Oscillator Strength of the Resonance Transitions of Ground-State N and O

Abstract

Multiplet oscillator strengths, ${\mathrm{\Sigma g}}_L{f}_{\mathrm{LU}}$ , for the resonance triplets of N and O were determined using the line absorption method and measuring atom concentrations by chemical “titration.” For the NI triplet at 1200 Å, ${\mathrm{\Sigma g}}_L{f}_{\mathrm{LU}}\text{\hspace{0.17em}=\hspace{0.17em}0.87\hspace{0.17em}±\hspace{0.17em}0.20}$ , and excellent internal agreement was obtained among the separately measured $f_{\mathrm{LU}}$ of the three lines.
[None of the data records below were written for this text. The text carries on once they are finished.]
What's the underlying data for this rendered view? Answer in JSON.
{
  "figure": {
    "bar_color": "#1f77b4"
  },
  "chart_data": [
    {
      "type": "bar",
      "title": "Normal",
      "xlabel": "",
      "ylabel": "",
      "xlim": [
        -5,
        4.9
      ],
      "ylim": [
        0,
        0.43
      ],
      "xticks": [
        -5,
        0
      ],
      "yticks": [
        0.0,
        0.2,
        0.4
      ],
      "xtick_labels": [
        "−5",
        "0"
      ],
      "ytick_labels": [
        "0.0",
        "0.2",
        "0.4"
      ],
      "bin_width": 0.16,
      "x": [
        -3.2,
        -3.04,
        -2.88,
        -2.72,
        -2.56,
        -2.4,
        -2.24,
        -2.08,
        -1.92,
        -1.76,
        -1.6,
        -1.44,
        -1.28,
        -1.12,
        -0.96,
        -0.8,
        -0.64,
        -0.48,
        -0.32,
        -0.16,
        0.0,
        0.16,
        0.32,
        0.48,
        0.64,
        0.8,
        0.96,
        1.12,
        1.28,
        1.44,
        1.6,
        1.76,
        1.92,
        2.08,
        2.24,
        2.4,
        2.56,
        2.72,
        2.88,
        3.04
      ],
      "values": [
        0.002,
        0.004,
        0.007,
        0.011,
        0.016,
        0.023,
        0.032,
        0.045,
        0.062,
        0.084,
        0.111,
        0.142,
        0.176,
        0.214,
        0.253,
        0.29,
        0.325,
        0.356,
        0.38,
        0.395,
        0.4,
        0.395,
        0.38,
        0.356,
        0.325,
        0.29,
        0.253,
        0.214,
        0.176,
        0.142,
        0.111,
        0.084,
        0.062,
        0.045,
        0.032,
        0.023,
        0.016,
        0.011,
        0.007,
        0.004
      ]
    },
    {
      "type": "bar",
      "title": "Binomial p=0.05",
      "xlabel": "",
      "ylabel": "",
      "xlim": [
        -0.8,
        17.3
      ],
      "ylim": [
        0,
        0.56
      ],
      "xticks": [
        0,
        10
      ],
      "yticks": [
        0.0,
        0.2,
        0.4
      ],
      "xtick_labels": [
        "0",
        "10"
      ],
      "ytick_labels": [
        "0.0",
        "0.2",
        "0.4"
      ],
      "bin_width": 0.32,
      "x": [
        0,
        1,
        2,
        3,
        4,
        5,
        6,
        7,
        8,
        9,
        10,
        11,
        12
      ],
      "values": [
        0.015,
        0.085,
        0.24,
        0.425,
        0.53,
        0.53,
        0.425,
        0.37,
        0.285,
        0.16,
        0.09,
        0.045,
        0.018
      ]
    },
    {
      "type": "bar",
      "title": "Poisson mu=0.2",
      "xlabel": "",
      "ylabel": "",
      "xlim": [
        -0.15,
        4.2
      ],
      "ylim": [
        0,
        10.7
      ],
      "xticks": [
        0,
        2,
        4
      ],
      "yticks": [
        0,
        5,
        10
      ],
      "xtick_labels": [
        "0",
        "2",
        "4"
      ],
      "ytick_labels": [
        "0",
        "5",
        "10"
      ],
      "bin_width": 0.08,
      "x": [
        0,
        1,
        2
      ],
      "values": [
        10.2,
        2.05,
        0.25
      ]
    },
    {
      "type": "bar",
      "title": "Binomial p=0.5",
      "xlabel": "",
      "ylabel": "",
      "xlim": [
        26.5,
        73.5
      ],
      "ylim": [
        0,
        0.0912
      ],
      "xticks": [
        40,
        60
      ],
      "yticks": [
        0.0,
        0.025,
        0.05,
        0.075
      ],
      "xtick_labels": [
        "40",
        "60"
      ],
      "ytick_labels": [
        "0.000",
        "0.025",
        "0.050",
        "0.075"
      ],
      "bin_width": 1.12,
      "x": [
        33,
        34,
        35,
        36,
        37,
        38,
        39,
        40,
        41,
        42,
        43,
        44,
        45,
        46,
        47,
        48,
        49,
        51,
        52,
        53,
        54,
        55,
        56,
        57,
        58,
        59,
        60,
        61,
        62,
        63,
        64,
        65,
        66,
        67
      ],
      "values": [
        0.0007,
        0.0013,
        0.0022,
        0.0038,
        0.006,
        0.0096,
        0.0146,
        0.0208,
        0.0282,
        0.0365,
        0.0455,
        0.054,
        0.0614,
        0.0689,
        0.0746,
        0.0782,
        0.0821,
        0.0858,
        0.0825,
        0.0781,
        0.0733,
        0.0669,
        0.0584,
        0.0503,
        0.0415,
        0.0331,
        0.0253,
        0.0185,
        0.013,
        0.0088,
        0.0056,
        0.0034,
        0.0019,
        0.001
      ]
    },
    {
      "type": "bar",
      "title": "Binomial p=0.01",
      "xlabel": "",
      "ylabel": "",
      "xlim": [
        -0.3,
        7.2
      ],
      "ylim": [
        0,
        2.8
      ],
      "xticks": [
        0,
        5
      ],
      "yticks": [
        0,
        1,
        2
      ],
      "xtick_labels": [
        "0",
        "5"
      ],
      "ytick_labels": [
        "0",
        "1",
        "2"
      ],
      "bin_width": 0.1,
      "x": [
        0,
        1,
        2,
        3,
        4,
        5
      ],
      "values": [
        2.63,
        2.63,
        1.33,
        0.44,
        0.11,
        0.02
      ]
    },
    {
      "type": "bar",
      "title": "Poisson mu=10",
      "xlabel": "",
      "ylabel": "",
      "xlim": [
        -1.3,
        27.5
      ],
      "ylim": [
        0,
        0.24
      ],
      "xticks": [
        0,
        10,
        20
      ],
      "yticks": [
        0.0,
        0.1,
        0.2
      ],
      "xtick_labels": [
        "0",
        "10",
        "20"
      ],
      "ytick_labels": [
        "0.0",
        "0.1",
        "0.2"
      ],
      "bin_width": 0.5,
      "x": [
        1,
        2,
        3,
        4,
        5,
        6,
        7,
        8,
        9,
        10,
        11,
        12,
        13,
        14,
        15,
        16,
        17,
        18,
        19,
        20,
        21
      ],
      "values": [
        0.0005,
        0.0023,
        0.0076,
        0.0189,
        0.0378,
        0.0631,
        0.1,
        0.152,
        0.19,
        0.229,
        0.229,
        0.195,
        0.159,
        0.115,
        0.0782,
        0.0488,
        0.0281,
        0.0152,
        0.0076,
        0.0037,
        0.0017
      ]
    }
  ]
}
A value of (3 ± 1) × 10⁻¹¹ cm³ sec⁻¹ is required for the rate constant of the N+NO→N₂+O reaction in the analysis of the data. For the OI triplet near 1300 Å, the apparent ${\mathrm{\Sigma g}}_L{f}_{\mathrm{LU}}$ increased sharply and reproducibly from 0.19 to 0.42 when the diluent gas in the discharge light source was changed from Ar to He, which indicates that excitation transfer is a major source of excitation in such Ar–O₂ resonance lamps. The larger oscillator strength obtained with He–O₂ light sources is in excellent agreement with results of lifetime measurements by other workers.